3. Cholesterol-free products that are always cholesterol-free


Photo by Ashley Peek

The same thing goes with cholesterol as gluten-free products. There only is one food group that contains cholesterol and that is anything that comes from an animal. An item that came from the Earth will never have cholesterol naturally in it.

Processed products can have cholesterol when ingredients such as milk, eggs, and cheese are added. However, you do not need a specific label to tell you this. These cholesterol-free crackers has a list of ingredients that include enriched wheat flour, palm oil, water, salt and yeast. See any animal products in there? I don’t.

Don’t make this claim the deciding factor between two products. Both can be cholesterol-free even if one doesn’t say so.

4. “Natural”


Photo by Ashley Peek

Natural is another keyword that can get a little twisted in the food labeling world. According to the FDA, “natural” is an acceptable label for a product that does not include any artificial ingredients that would not be normally found in a product. However, food companies can still find ways to get around this.

The term stands pretty vague, and it seems that many companies are still adding pesticides and GMOs to their products while labeling them “natural”. Congress has sent a report to the FDA hoping to clear up the term for the future.

As for now, by no means is a product healthy if it is “natural”. These products may still contain modified ingredients created through different methods that still meet this unclear definition.

5. 100-calorie packs


Photo by Rachel Rosenstein

Most people get sucked into these snack packs due to their low calorie count. But it’s 2016, are we still counting calories? There are many reasons why you should stop counting calories in the first place. It’s about quality, not quantity, remember?

These low calorie snacks are only trying to suck everyone into the counting calories trend, which is definitely not ok. These snacks usually contain the same exact ingredients as their bulk sized counterparts. The only difference is they pre-portion them for you. Do you really need to pay the extra money to do that?

6. Wheat bread


Photo by Ashley Peek

There are so many different ways to classify bread. It seems as though we can make a book that defines each one. To get the main story straight, check out this article that clearly defines the difference between wheat bread and whole grain bread.
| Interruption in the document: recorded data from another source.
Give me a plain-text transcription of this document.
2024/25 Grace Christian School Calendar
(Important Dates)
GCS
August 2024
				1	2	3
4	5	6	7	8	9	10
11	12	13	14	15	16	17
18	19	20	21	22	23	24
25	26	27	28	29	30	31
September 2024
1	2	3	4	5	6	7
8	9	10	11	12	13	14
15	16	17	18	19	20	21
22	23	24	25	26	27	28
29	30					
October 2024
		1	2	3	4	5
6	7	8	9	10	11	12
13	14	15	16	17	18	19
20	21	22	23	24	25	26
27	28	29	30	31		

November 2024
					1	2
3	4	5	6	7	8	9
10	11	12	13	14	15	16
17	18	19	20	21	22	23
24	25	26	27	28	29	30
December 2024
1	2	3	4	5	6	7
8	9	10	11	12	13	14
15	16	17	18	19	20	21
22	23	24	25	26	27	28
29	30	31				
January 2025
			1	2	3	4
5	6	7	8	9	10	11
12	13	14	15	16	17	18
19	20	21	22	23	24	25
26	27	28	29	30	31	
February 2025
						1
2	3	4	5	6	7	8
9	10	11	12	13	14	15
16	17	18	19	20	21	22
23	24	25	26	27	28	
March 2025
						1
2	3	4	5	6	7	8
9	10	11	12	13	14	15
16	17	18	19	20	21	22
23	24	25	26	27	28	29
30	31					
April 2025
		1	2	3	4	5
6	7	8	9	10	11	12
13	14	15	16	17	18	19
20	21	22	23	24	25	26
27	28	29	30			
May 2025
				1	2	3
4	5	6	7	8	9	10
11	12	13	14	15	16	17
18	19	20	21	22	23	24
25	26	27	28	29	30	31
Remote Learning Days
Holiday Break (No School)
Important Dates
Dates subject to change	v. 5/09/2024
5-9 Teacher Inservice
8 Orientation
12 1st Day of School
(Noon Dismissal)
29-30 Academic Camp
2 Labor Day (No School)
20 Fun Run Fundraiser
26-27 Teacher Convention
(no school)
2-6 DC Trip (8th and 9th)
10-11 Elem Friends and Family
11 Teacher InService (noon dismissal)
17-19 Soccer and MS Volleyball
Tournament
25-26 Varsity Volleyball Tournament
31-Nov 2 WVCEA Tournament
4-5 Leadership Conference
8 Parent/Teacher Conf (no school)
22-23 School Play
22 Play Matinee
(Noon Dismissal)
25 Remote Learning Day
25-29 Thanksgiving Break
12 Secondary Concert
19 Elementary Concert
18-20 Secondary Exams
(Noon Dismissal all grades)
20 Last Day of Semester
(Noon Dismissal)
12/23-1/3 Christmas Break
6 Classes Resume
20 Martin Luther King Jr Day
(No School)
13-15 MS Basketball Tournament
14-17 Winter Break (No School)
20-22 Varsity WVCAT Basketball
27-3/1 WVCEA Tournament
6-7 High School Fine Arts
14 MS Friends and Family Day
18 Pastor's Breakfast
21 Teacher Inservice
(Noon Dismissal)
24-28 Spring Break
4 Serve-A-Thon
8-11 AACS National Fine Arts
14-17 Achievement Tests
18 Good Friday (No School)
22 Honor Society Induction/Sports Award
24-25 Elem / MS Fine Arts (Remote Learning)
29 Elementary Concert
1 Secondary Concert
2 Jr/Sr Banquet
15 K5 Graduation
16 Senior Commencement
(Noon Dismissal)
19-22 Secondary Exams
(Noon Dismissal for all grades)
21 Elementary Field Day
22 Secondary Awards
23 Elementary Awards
Long story short, buying “wheat bread” does not mean you are getting all the nutrients you need. This type of bread can still be modified to seem like it’s full of nutrients when it’s not. For your best bet, always look for 100% whole wheat as the first ingredient.

7. Structure/Function Claims


Photo by Ashley Peek

These claims, which state how a nutrient (soluble fiber) affects the body (reduce cholesterol), are not pre-approved by the FDA unlike health claims, which state how a product can help against a specific disease.

This means that a company can market their product with a structure/function claim as long as they have an FDA disclaimer on it somewhere. Which of course means it is going to be in the smallest font possible.

A product may have this ingredient and the claim stands true, but really they are just stating some facts and sharing it on their product if it’s somewhat relative. Always make sure to read the label to see what other ingredients the product provides as well as how much of a specific ingredient the product has.